VBE: Grundschulempfehlungen werden sorgfältig erstellt

Trotz heftiger Versuche, die Grundschulempfehlungen abzuschaffen oder zu­mindest deren verpflichtenden Charakter aufzuheben, müssen auch die­ses Jahr wieder alle Viertklasslehrer in einer Konferenz unter Vorsitz des Rek­tors einen bindenden Beschluss fassen. Bis spätestens Donnerstag soll­en diese "Empfehlungen" ver­schickt sein, die die Kinder auf drei Schular­ten verteilt: auf die fünf­jährige Hauptschule, die sechsjährige Realschule und das achtjährige Gym­nasium.

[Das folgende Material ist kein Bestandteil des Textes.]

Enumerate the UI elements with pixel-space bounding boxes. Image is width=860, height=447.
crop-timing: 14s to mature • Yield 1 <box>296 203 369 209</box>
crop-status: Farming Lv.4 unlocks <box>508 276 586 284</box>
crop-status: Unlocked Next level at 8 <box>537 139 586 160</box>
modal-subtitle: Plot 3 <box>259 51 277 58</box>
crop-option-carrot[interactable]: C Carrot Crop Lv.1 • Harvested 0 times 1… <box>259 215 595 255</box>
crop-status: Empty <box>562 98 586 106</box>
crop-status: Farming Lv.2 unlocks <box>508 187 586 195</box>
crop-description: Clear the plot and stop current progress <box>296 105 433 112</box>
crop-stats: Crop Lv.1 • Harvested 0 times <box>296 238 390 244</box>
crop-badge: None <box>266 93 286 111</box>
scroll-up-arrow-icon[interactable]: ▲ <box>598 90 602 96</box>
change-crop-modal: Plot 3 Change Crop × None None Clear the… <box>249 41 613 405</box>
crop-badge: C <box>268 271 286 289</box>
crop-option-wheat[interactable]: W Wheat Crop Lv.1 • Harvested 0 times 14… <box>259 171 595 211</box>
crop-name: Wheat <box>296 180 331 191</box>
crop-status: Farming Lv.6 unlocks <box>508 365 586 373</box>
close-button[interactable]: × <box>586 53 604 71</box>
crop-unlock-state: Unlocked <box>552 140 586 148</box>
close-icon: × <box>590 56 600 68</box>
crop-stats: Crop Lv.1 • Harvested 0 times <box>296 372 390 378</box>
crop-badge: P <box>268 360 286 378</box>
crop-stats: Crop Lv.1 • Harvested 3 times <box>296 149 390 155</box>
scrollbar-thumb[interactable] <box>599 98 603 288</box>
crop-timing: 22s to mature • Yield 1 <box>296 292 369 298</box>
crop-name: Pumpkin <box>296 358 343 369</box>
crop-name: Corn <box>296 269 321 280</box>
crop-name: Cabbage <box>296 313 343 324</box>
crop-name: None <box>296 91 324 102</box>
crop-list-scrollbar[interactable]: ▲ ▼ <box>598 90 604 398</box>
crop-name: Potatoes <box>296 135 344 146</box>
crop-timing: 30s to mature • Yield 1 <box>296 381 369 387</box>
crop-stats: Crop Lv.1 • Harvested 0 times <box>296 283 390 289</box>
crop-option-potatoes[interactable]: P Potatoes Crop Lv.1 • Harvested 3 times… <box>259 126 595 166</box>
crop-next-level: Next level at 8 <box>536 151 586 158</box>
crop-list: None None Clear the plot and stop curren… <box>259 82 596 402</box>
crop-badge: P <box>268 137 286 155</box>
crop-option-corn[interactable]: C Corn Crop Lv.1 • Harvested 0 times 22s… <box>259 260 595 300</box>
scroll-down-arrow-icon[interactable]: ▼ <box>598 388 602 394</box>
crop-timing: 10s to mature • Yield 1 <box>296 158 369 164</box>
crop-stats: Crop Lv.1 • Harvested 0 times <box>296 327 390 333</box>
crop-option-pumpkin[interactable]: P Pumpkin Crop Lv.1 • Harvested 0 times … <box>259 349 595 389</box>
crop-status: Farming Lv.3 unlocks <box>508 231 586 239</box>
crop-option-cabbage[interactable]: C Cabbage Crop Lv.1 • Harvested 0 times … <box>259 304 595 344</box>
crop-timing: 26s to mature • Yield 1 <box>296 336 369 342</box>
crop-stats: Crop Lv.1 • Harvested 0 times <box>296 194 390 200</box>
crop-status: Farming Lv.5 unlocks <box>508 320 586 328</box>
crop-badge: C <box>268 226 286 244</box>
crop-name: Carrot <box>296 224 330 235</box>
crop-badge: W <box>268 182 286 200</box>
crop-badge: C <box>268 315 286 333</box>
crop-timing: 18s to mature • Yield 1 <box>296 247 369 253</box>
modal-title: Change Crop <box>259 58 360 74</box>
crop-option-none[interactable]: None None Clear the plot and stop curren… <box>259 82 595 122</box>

02.03.2008 Baden-Württemberg Pressemeldung Verband Bildung und Erziehung, Landesverband Baden-Württemberg

Diese frühe Trennung der Schüler werde im­mer mehr in Frage ge­stellt, sagt Rudolf Karg vom Verband Bildung und Erziehung (VBE) Ba­den-Würt­temberg. Trotzdem rät der VBE den Eltern, dieser von den Lehrern mit großer Sorgfalt erstellten Empfehlung Folge zu leisten. Eltern widersprechen nach Erfahrung des VBE vor allem dann, wenn ausschließlich der Besuch der Hauptschule zugelassen werde.

Manche Eltern erliegen der Gefahr, durch falschen Ehrgeiz Schulversager zu produzieren. Sie sollten sich, so der VBE-Chef, nicht von eigenen Karriereträu­men oder von einem am Abitur ausgerichteten Prestigedenken leiten lassen, son­dern ausschließlich von der Begabung des Kindes und dessen schulischer Leis­tungs­fähigkeit, und sich auf keinen Fall an dessen Leidensfähigkeit orientieren.

Ziel aller Bemühungen in der Grundschule dürfe nicht sein, dass das Kind in Klasse vier eine Bildungsempfehlung für das Gymnasium erhalte, koste es, was es wolle.

So werden Kinder mit zusätzlichem häuslichen Lernzwang und intensiver Nach­hilfe in Richtung Gymnasium "getrimmt", deren Lehrer von den Eltern zum Teil massiv unter Druck gesetzt, damit das Kind die gewünschte Schullaufbahn­emp­fehlung auch wirklich erhält.

Nach Auffassung des VBE fängt das Mensch­sein aber nicht erst beim Gymna­siasten an. Eine Bildungsempfehlung für das Gymnasium ist auch kein Garantie­schein für ein bestandenes Abitur. Vor diesem "Traumziel" warten acht arbeits­intensive Schuljahre. In Baden-Württemberg gibt es unter dem Motto "Kein Ab­schluss ohne Anschluss" verschiedene anerkannte Wege zum Abitur.

Der direkte Weg zur Reifeprüfung über das allgemein bildende Gymnasium ist nicht für jedes Kind der beste, vor allem wenn der Schüler das Klassenziel stets nur mit Ach und Krach sowie mit ständiger Nachhilfe er­reicht. Leistungsmäßig permanent überforderte Kinder sind frustriert, verlieren die Freude am schuli­schen Lernen und gefährden beim täglichen "Klein­krieg" daheim wegen schein­bar unzumutbarer Hausaufgaben oder katastrophal ausgefallener Klassen­arbeit­en auf Dauer den Familienfrieden.